Itulah paradigma khas kapitalisme dimana arahan materi lebih diutamakan dibanding keselamatan jiwa dan kesehatan rakyat. Maka ketika pandemi melanda pun serangkaian kebijakannya tak pernah keluar dari pakem kapitalis yang materi oriented. Di saat memberlakukan pembatasan kegiatan masyarakat juga penerapan program penguatan dan bantuan, cenderung memilah lokasi dan individu. Karena keengganan dalam mensupport secara penuh kebutuhan asasi rakyat.
Prinsip sekuler telah menjadikan para penguasa merasa cukup dengan melakukan upaya-upaya minimalis dalam mengurus rakyat. Mereka tak merasa berdosa ketika minimnya upaya untuk menanggulangi wabah akan berakibat fatal bagi kehidupan orang-orang yang ada di bawah tanggung jawabnya.
Sangat berbeda dengan paradigma Islam dalam memandang perkara wabah.
Islam memandang bahwa musibah berupa wabah adalah ujian sebagai bentuk qadha dari-Nya yang wajib disikapi dengan penuh kesabaran dan taslim (berserah diri pada-Nya). Doa seraya menambah ketaatan akan aturan-Nya tak henti dilakukan sebagai upaya mendekat dan berharap ujian segera berlalu.

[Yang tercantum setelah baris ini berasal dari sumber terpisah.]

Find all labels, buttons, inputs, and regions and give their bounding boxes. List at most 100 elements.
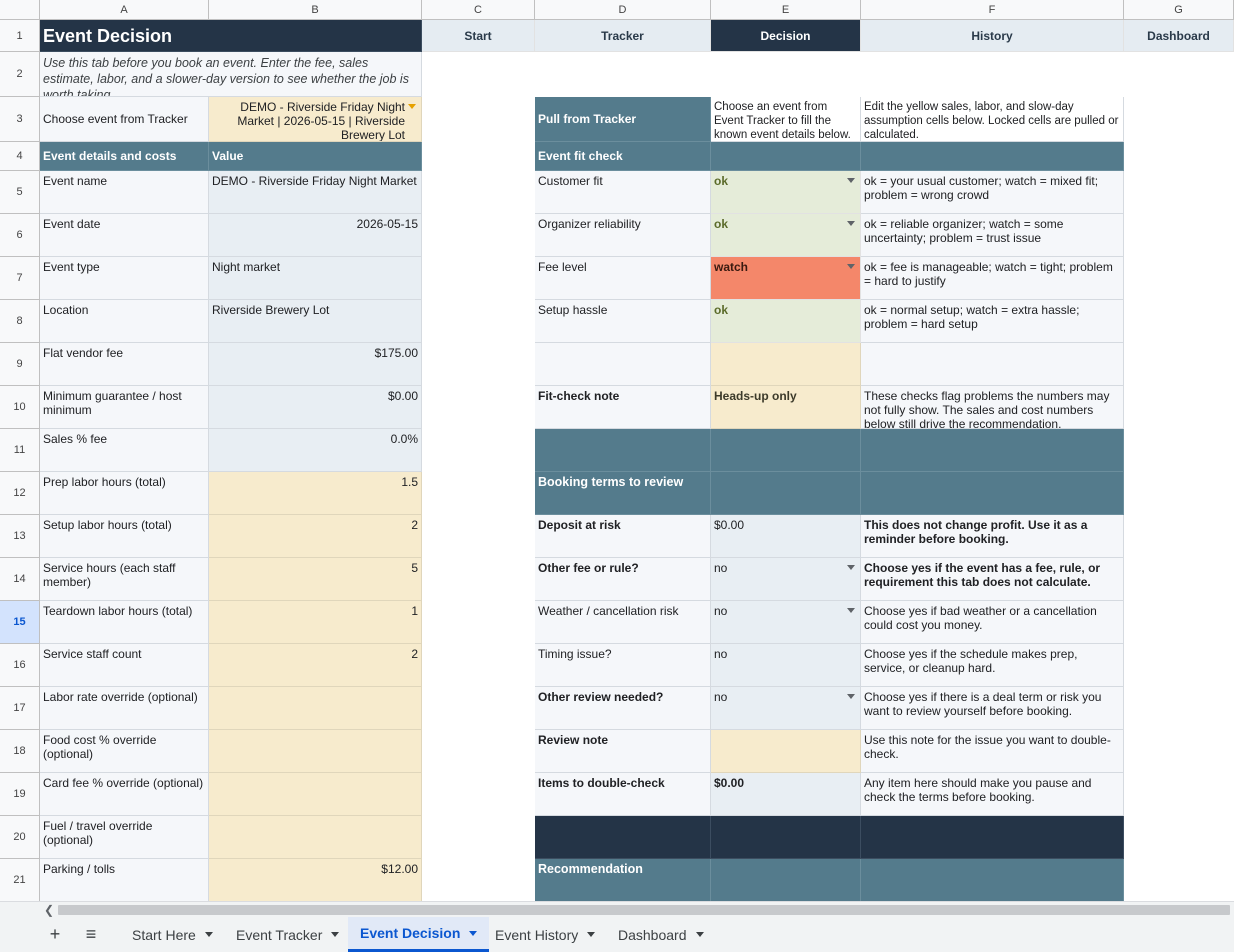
scroll-left-icon[interactable]: ❮: [44, 903, 55, 917]
column-header-a[interactable]: A: [40, 0, 209, 20]
dropdown-arrow-icon[interactable]: [847, 565, 855, 570]
nav-dashboard[interactable]: Dashboard: [1124, 20, 1234, 52]
row-header-18[interactable]: 18: [0, 730, 40, 773]
chevron-down-icon[interactable]: [204, 932, 213, 937]
detail-value[interactable]: 1: [209, 601, 422, 644]
nav-tracker[interactable]: Tracker: [535, 20, 711, 52]
row-header-5[interactable]: 5: [0, 171, 40, 214]
row-header-15[interactable]: 15: [0, 601, 40, 644]
choose-event-label: Choose event from Tracker: [40, 97, 209, 142]
intro-text-text: Use this tab before you book an event. E…: [43, 56, 409, 97]
column-header-f[interactable]: F: [861, 0, 1124, 20]
booking-value[interactable]: no: [711, 644, 861, 687]
fit-check-label-text: Customer fit: [538, 174, 603, 188]
row-header-19[interactable]: 19: [0, 773, 40, 816]
row-header-2[interactable]: 2: [0, 52, 40, 97]
column-header-c[interactable]: C: [422, 0, 535, 20]
detail-value[interactable]: [209, 816, 422, 859]
detail-value-text: 5: [411, 561, 418, 575]
dropdown-arrow-icon[interactable]: [847, 221, 855, 226]
fit-check-note-value[interactable]: Heads-up only: [711, 386, 861, 429]
row-header-7[interactable]: 7: [0, 257, 40, 300]
dropdown-arrow-icon[interactable]: [847, 264, 855, 269]
row-header-3[interactable]: 3: [0, 97, 40, 142]
fit-check-note: ok = reliable organizer; watch = some un…: [861, 214, 1124, 257]
detail-value[interactable]: 2: [209, 515, 422, 558]
fit-check-value[interactable]: watch: [711, 257, 861, 300]
detail-value[interactable]: 5: [209, 558, 422, 601]
sheet-tab-event-decision[interactable]: Event Decision: [348, 917, 490, 952]
detail-label: Event type: [40, 257, 209, 300]
booking-label: Review note: [535, 730, 711, 773]
row-header-11[interactable]: 11: [0, 429, 40, 472]
booking-note: Use this note for the issue you want to …: [861, 730, 1124, 773]
booking-note-text: Use this note for the issue you want to …: [864, 733, 1111, 761]
fit-check-value[interactable]: ok: [711, 171, 861, 214]
detail-value[interactable]: [209, 773, 422, 816]
booking-value[interactable]: [711, 730, 861, 773]
dropdown-arrow-icon[interactable]: [847, 694, 855, 699]
recommendation-col-e: [711, 859, 861, 901]
sheet-tab-label: Start Here: [132, 926, 196, 943]
choose-event-dropdown[interactable]: DEMO - Riverside Friday Night Market | 2…: [209, 97, 422, 142]
nav-history[interactable]: History: [861, 20, 1124, 52]
column-header-e[interactable]: E: [711, 0, 861, 20]
add-sheet-icon[interactable]: +: [49, 924, 61, 944]
dropdown-arrow-icon[interactable]: [847, 608, 855, 613]
sheet-tab-event-tracker[interactable]: Event Tracker: [224, 917, 351, 952]
blank-e9[interactable]: [711, 343, 861, 386]
detail-value[interactable]: 2: [209, 644, 422, 687]
chevron-down-icon[interactable]: [587, 932, 596, 937]
select-all-corner[interactable]: [0, 0, 40, 20]
all-sheets-menu-icon[interactable]: ≡: [85, 924, 97, 944]
dropdown-arrow-icon[interactable]: [408, 104, 416, 109]
row-header-17[interactable]: 17: [0, 687, 40, 730]
booking-value[interactable]: no: [711, 601, 861, 644]
detail-value: $175.00: [209, 343, 422, 386]
column-header-g[interactable]: G: [1124, 0, 1234, 20]
sheet-tab-dashboard[interactable]: Dashboard: [606, 917, 716, 952]
sheet-tab-start-here[interactable]: Start Here: [120, 917, 225, 952]
fit-check-value[interactable]: ok: [711, 300, 861, 343]
row-header-13[interactable]: 13: [0, 515, 40, 558]
row-header-10[interactable]: 10: [0, 386, 40, 429]
row-header-9[interactable]: 9: [0, 343, 40, 386]
row-header-21[interactable]: 21: [0, 859, 40, 901]
details-header-value-text: Value: [212, 149, 244, 163]
booking-value[interactable]: no: [711, 687, 861, 730]
dropdown-arrow-icon[interactable]: [847, 178, 855, 183]
row-header-14[interactable]: 14: [0, 558, 40, 601]
chevron-down-icon[interactable]: [469, 930, 478, 936]
chevron-down-icon[interactable]: [695, 932, 704, 937]
detail-value[interactable]: [209, 687, 422, 730]
row-header-12[interactable]: 12: [0, 472, 40, 515]
fit-check-note: ok = normal setup; watch = extra hassle;…: [861, 300, 1124, 343]
fit-check-value[interactable]: ok: [711, 214, 861, 257]
column-header-d[interactable]: D: [535, 0, 711, 20]
nav-start[interactable]: Start: [422, 20, 535, 52]
sheet-tab-label: Dashboard: [618, 926, 687, 943]
booking-value[interactable]: no: [711, 558, 861, 601]
detail-value[interactable]: 1.5: [209, 472, 422, 515]
horizontal-scrollbar[interactable]: ❮: [0, 901, 1234, 917]
detail-value[interactable]: [209, 730, 422, 773]
fit-check-label-text: Organizer reliability: [538, 217, 641, 231]
column-header-b[interactable]: B: [209, 0, 422, 20]
chevron-down-icon[interactable]: [331, 932, 340, 937]
row-header-6[interactable]: 6: [0, 214, 40, 257]
row-header-1[interactable]: 1: [0, 20, 40, 52]
nav-decision[interactable]: Decision: [711, 20, 861, 52]
sheet-tab-event-history[interactable]: Event History: [483, 917, 607, 952]
row-header-4[interactable]: 4: [0, 142, 40, 171]
detail-value[interactable]: $12.00: [209, 859, 422, 901]
row-header-20[interactable]: 20: [0, 816, 40, 859]
scrollbar-thumb[interactable]: [58, 905, 1230, 915]
row-header-16[interactable]: 16: [0, 644, 40, 687]
booking-header-col-e: [711, 472, 861, 515]
detail-label: Sales % fee: [40, 429, 209, 472]
recommendation-header: Recommendation: [535, 859, 711, 901]
row-header-8[interactable]: 8: [0, 300, 40, 343]
spacer-d11: [535, 429, 711, 472]
blank-d9: [535, 343, 711, 386]
booking-value: $0.00: [711, 515, 861, 558]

Namun demikian ikhtiar maksimal untuk segera keluar dari wabah adalah ranah wajib bagi manusia sebagai makhluk. Dengan potensi akal yang telah dititipkan Allah untuk dipergunakan bagi sebesar-besar upaya memikirkan uslub (teknik) dan washilah (sarana) yang dapat mempercepat terselesaikannya wabah.
Penyelesaian wabah dilakukan terintegral oleh penguasa pusat (khalifah) beserta jajaran yang ada di bawahnya. Mulai dari gubernur (wali) hingga pemimpin setingkat bupati (amil). Jalur komando pun diberlakukan satu suara mengikuti arahan pusat berasaskan syariat Islam semata.
Syariat mewasiatkan bahwa ketika wabah melanda wajiblah penguasa untuk memisahkan individu-individu rakyat yang sakit dari mereka yang sehat. Wilayah yang terkena wabah diisolasi. Untuk selanjutnya bagi yang sakit diberikan pengobatan hingga sembuh secara gratis. Tak lupa seluruh kebutuhan asasinya dipenuhi. Hal ini akan meningkatkan imunitas dalam diri individu yang sakit sehingga menjadikan upaya pengobatan lebih mudah.
Untuk wilayah yang tidak terdampak wabah, atas mereka tetap diberi keleluasaan untuk melaksanakan kegiatan seperti biasa. Urusan pendidikan, sosial, ekonomi, kemasyarakatan tetap dilakukan secara normal. Maka denyut kehidupan dan ekonomi negara masih tetap berlangsung.
Hal di atas dilakukan dengan penuh kesungguhan karena kuatnya keimanan para pemimpin Islam. Mereka meyakini bahwa pengaturan semua urusan rakyat adalah tanggung jawabnya yang kelak akan ditanya di mahkamah akhirat.
Pertanyaannya, maukah para penguasa dan masyarakat secara umum menerima kasih sayang-Nya dengan menerapkan syariat Islam secara menyeluruh? Agar permasalahan pandemi mampu segera tersolusikan secara tuntas hingga ke akar.